Key Risks & Red Flags

  • No traction or adoption: The project is described only as a hackathon effort with no evidence of real-world usage.
  • Single-person team: The team size is listed as 1, suggesting limited resources for product development or market expansion.
  • Unverified claims: All statements are self-reported and unverified; there is no third-party validation of functionality or impact.
  • Unclear commercial viability: No pricing, monetization, or business model is described.
  • No public release or distribution: The tool appears to be a personal project without any indication of broader availability.

Back to contents

Diligence Questions To Ask The Founders

  1. What specific problems in your own development workflow led you to build DevFlow?
  2. How do you plan to validate the need for this product beyond your own use case?
  3. Are there any early adopters or users who have tested DevFlow outside of the hackathon?
  4. What is your roadmap for monetization or commercialization?
  5. How do you intend to scale beyond a single developer’s workflow?
  6. What are the technical challenges in making this tool production-ready and scalable?

Back to contents

Investment/Partnership Verdict

Not evidenced: There is no evidence of revenue, customers, traction, or validated market demand for DevFlow. The project is described as a hackathon effort with no indication of commercial viability or product-market fit.
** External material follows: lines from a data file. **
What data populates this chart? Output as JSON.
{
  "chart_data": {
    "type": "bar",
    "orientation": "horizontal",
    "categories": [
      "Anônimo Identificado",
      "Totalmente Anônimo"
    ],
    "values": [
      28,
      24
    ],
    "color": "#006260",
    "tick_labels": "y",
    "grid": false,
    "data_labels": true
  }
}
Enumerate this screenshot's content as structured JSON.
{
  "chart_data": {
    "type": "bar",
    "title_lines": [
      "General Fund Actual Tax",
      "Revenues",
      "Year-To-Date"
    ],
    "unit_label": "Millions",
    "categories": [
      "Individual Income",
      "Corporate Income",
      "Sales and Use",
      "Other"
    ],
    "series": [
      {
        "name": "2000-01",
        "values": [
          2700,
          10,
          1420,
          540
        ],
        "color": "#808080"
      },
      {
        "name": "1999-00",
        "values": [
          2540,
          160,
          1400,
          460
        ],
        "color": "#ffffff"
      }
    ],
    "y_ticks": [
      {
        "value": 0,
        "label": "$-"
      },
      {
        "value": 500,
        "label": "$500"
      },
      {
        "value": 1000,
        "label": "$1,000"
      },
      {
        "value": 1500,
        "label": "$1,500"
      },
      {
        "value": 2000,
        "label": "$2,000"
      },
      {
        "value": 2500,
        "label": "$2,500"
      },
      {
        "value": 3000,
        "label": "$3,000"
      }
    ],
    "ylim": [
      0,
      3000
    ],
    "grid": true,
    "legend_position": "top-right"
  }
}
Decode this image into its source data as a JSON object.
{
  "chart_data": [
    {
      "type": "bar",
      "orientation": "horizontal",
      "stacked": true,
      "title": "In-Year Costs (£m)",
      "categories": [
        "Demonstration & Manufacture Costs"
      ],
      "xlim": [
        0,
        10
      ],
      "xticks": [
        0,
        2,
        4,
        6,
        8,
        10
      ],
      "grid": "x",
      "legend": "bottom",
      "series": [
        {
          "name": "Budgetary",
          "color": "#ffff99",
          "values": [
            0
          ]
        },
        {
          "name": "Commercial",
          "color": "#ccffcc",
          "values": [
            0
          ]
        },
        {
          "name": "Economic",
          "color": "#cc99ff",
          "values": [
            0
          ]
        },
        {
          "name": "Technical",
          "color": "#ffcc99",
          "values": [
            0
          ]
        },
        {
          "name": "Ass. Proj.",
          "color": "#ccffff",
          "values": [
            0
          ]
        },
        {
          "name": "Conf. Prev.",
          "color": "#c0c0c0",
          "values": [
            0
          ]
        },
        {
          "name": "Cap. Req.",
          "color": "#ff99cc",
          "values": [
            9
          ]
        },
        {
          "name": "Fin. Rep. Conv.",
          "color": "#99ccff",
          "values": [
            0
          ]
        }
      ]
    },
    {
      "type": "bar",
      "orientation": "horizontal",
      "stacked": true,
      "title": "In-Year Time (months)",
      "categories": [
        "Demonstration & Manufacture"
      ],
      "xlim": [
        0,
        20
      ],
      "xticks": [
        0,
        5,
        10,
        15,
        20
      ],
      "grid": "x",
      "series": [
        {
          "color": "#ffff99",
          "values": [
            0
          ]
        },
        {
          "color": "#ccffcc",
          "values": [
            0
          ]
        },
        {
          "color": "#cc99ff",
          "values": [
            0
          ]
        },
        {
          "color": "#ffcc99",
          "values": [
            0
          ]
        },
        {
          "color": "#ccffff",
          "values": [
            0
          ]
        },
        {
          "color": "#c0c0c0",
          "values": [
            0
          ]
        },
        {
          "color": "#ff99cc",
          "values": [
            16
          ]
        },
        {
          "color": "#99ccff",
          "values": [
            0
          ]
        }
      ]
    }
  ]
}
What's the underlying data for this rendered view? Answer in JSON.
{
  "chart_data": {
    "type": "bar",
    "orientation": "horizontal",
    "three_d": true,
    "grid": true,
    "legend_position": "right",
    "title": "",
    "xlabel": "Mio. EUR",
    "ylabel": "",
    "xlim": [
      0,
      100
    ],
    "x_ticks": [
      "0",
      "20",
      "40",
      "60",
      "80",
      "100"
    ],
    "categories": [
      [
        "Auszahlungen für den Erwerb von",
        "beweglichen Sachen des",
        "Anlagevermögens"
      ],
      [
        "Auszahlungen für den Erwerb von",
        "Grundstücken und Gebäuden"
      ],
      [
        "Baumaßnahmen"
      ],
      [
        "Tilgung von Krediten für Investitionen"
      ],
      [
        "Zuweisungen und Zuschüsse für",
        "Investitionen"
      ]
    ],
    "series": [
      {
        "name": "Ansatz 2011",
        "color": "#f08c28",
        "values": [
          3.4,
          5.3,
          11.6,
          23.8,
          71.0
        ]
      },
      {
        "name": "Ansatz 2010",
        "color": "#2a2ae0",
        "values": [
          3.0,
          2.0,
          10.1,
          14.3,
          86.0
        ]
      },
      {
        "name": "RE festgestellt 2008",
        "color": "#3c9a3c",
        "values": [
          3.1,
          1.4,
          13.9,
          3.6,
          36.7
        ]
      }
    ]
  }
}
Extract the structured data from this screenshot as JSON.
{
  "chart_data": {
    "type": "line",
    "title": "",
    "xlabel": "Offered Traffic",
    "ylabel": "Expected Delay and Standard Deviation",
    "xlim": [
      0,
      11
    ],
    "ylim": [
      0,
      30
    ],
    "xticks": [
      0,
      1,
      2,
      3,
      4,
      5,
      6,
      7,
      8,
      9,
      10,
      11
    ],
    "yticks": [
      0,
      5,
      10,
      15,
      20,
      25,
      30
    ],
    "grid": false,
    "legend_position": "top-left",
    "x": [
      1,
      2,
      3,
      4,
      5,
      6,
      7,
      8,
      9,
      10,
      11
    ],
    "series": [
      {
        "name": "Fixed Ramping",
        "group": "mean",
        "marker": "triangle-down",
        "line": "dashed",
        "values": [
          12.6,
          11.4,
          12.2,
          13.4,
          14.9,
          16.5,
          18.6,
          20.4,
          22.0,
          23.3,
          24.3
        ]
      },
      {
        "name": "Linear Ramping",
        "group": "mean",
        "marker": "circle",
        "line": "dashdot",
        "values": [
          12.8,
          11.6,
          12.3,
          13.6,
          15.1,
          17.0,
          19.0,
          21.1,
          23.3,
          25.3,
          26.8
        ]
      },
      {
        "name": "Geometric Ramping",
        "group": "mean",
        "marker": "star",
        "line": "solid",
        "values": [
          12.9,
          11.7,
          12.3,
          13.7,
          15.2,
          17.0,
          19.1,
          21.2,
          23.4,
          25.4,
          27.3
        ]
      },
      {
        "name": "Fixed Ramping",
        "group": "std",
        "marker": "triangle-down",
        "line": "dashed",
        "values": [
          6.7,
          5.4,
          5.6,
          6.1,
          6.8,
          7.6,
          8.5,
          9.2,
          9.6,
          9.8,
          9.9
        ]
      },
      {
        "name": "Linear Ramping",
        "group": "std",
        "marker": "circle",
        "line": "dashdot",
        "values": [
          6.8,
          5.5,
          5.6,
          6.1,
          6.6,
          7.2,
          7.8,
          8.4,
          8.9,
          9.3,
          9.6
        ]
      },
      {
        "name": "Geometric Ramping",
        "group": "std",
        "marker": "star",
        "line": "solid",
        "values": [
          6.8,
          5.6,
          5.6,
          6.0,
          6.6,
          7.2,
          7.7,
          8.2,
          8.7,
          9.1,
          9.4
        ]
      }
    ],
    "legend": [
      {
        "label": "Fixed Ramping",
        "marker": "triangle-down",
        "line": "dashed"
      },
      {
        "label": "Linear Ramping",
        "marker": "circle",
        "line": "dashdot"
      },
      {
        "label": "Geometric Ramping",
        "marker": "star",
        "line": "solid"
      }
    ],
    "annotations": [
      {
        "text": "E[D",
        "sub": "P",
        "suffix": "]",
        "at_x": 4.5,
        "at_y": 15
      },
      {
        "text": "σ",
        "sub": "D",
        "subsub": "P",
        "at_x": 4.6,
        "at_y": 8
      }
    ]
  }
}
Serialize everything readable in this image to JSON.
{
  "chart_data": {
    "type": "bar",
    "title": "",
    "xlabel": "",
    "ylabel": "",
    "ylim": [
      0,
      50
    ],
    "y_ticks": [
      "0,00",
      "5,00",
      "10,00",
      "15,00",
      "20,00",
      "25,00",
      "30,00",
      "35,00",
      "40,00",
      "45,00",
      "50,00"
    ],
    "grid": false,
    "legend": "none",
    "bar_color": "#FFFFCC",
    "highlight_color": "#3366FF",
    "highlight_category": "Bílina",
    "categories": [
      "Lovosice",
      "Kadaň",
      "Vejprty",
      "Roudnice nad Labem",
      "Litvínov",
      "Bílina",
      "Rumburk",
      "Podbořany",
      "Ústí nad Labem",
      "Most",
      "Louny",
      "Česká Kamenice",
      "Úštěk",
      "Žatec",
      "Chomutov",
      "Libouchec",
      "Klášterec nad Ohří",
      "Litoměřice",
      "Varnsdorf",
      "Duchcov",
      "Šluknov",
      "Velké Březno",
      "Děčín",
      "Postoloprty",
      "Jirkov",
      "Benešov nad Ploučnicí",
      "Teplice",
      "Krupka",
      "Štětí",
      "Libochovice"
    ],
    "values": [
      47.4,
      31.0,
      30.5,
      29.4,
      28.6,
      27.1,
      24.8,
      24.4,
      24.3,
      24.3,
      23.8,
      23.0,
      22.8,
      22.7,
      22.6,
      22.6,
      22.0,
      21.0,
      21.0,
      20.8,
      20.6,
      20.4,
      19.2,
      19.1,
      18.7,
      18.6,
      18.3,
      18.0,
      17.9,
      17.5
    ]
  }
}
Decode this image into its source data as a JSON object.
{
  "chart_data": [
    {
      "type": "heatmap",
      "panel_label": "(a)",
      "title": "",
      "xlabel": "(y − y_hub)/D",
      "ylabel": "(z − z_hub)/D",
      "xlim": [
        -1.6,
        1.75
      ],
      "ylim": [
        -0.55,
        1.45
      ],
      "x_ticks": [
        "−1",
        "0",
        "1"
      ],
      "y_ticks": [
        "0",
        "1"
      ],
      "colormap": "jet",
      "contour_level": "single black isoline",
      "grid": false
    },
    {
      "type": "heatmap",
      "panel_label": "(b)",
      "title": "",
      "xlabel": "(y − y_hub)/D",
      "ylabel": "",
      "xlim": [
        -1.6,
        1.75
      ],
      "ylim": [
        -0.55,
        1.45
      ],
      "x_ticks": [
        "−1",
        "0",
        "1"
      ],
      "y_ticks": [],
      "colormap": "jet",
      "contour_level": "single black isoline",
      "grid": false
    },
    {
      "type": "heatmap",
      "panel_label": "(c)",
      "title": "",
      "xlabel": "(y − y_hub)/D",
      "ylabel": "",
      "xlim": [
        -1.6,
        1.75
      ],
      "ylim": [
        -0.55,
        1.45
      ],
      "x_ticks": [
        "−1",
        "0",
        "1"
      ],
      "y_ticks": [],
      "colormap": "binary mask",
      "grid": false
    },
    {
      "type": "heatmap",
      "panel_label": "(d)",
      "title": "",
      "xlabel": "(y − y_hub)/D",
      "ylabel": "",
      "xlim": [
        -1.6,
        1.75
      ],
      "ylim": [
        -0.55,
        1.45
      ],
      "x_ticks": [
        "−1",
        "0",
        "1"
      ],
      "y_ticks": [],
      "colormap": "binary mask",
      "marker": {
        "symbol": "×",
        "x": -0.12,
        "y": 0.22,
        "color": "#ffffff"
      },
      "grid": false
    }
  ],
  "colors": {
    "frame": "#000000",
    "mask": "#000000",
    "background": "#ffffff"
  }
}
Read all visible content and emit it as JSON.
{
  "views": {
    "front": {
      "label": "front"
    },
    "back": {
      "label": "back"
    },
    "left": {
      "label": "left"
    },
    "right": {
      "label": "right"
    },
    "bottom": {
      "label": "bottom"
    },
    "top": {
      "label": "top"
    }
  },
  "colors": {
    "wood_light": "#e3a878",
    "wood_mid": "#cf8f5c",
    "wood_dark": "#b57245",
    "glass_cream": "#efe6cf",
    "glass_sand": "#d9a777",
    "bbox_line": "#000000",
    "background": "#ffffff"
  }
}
Confidence level Low. This is a self-reported, unverified description of a personal tool built by one developer. No data supports the claims of product maturity, adoption, or scalability.

Inference DevFlow may be an interesting concept for AI-assisted development workflows, but it is not yet a commercial product with demonstrated traction or market validation. It would require further due diligence to assess whether it has potential for growth or investment.

Back to contents

Source

Submitted to the OpenAI 2026 hackathon on Devpost. Project home on DevPost.

The analysis above was generated by a language model from the project's own one-line description. It is not independent research and contains no verified traction, revenue or customer data.